Nearly 40 years ago, the Blazers made one of the poorest NBA Draft decisions in history.

Portland Trailblazers: Sam Bowie Photo by Brian Drake/NBAE via Getty Images

The 1984 NBA Draft has gone down in the history books and has a special place in NBA history nearly 40 years later.

In the final year without a proper draft lottery, the Houston Rockets won the coin flip against the Portland Trail Blazers to select first.

The top three picks in the draft — Hakeem Olajuwon, Sam Bowie and Michael Jordan — were all seen as franchise-altering players.

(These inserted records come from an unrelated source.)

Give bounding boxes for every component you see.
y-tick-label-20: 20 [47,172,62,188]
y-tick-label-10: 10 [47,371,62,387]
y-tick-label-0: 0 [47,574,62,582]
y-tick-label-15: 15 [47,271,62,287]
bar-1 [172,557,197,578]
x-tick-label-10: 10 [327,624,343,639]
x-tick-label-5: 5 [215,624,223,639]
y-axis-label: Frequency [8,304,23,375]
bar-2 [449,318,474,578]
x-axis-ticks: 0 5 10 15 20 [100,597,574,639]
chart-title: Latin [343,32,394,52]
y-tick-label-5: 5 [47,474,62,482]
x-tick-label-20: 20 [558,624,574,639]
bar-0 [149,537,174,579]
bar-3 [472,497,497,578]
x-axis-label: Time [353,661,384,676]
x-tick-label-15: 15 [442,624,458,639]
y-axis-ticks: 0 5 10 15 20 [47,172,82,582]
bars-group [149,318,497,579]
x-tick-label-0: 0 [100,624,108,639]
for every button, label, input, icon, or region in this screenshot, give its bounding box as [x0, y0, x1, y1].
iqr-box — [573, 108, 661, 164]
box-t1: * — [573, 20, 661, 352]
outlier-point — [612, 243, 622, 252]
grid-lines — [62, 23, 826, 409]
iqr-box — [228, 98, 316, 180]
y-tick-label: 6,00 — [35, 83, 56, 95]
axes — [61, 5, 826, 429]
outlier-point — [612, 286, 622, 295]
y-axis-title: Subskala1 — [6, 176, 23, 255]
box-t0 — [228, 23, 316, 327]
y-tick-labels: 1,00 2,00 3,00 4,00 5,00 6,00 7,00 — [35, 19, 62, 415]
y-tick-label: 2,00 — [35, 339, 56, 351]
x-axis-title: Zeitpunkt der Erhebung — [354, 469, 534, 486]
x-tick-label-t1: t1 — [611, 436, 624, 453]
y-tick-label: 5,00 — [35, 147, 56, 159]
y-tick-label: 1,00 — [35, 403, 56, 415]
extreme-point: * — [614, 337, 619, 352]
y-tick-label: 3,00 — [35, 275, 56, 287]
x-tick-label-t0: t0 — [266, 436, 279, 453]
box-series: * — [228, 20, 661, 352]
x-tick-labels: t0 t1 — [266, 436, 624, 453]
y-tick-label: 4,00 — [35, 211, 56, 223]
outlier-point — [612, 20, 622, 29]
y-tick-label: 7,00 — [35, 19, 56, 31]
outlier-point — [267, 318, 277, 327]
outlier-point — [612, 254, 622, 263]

Due to his Houston roots and collegiate success, it was no surprise when the Rockets selected hometown hero Olajuwon with the first pick.

With the second pick, the Blazers had the choice between Bowie and Jordan. Bowie had tremendous success in his senior year at Kentucky, leading his team to the Final Four, while Jordan’s Tar Heels were bounced in the Sweet 16.

On top of that, the Blazers drafted Clyde Drexler to be the team’s future shooting guard the year before and needed a center more than a guard.

With all of this in mind, the Blazers took Bowie, and it was seen by many as the right decision.

Unfortunately, the Blazers passed on Jordan, who arguably had the best career in NBA history while Bowie became known as the player selected ahead of him.

Bowie played just four injury-riddled seasons in Portland before being traded to the New Jersey Nets in 1989.

If the Bowie-Jordan saga teaches us anything, it’s that you should go for the best player available regardless of position when drafting super high.

It’s a common theme in Blazers culture, and something that hopefully won’t happen in this year’s draft.